Last month, U.S. retail sales experienced the largest decline in 10 months, leading the Atlanta Federal Reserve Bank (Atlanta Fed) to lower its growth forecast for the first quarter of this year.
On the 15th (local time), the Atlanta Fed's GDPNow model estimated the U.S. real gross domestic product (GDP) growth rate (seasonally adjusted) for the first quarter at 2.9%. This is a 0.5 percentage point decrease from the previous estimate of 3.4%.
This revision was driven by weak retail sales, which account for two-thirds of the U.S. real economy, showing sluggish performance since the beginning of the year. The retail sales data released that day for January showed a 0.8% decline compared to the previous month, marking the largest drop since March of last year. This figure was worse than Wall Street's forecast of -0.3%.
Such weak consumer spending adds weight to the possibility of a future economic slowdown in the U.S. Until now, contrary to initial forecasts that the U.S. would fall into a recession due to accumulated tightening, relatively strong consumer spending had supported solid growth. The U.S. GDP growth rate for the fourth quarter of last year was preliminarily estimated at 3.3%.

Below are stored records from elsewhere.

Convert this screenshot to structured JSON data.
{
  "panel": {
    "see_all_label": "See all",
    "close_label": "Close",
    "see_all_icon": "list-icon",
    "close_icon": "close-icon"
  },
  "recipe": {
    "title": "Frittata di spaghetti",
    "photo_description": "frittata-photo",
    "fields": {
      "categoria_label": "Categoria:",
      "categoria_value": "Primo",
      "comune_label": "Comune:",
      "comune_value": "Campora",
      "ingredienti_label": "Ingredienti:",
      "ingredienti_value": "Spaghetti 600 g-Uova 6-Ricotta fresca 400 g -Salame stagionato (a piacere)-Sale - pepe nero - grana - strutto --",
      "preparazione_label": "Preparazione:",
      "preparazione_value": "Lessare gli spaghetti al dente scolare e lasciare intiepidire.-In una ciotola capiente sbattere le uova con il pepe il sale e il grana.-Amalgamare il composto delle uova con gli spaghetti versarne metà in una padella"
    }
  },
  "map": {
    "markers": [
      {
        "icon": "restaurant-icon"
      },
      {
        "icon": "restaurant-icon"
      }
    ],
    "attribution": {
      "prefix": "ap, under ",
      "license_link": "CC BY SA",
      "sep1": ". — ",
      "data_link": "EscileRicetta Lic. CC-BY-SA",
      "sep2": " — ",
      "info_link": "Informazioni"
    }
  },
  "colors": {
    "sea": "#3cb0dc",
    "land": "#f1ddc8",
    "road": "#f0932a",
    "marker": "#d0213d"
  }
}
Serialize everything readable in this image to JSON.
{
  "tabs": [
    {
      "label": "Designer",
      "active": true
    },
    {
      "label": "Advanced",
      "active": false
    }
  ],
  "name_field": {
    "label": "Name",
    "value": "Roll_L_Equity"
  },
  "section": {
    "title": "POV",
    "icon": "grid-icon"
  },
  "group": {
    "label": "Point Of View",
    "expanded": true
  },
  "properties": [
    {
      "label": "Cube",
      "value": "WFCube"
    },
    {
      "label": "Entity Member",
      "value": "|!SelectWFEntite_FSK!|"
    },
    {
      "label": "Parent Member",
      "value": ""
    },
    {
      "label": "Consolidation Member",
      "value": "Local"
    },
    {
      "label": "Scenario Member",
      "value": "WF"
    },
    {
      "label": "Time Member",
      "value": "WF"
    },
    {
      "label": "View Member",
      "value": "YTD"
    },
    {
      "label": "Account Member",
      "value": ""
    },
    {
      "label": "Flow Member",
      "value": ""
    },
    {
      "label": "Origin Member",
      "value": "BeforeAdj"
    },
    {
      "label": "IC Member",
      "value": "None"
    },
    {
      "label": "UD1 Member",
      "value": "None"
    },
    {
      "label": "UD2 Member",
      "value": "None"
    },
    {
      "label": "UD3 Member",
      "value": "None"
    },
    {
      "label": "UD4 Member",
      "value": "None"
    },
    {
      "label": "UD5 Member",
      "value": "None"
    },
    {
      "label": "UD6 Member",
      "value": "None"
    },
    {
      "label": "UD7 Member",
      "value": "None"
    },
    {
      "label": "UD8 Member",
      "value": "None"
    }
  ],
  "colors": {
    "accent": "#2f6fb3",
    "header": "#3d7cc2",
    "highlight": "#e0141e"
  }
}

The Atlanta Fed also confirmed that the outlook for slowing consumption was the reason for lowering the first quarter GDP estimate. According to the Atlanta Fed, the recent forecasts for the first quarter real personal consumption expenditures growth rate and real gross private domestic investment growth rate, released by the Treasury Department, Census Bureau, and Federal Reserve, were also revised downward from 3.2% and 3.3% to 2.7% and 2.4%, respectively. The forecast for the contribution to real GDP growth was also lowered from 0.22 percentage points to 0.19 percentage points. The next GDPNow update is scheduled for the 16th.
Meanwhile, on the same day, the New York stock market rose across the board following the news of the retail sales decline. The Dow Jones Industrial Average, composed of blue-chip stocks, rose 0.91% from the previous close, the Nasdaq increased by 0.30%, and the large-cap S&P 500 index rose 0.58%, setting a new all-time high. The weaker-than-expected retail sales data somewhat eased concerns about prolonged monetary tightening, which is credited with driving the market rebound that day.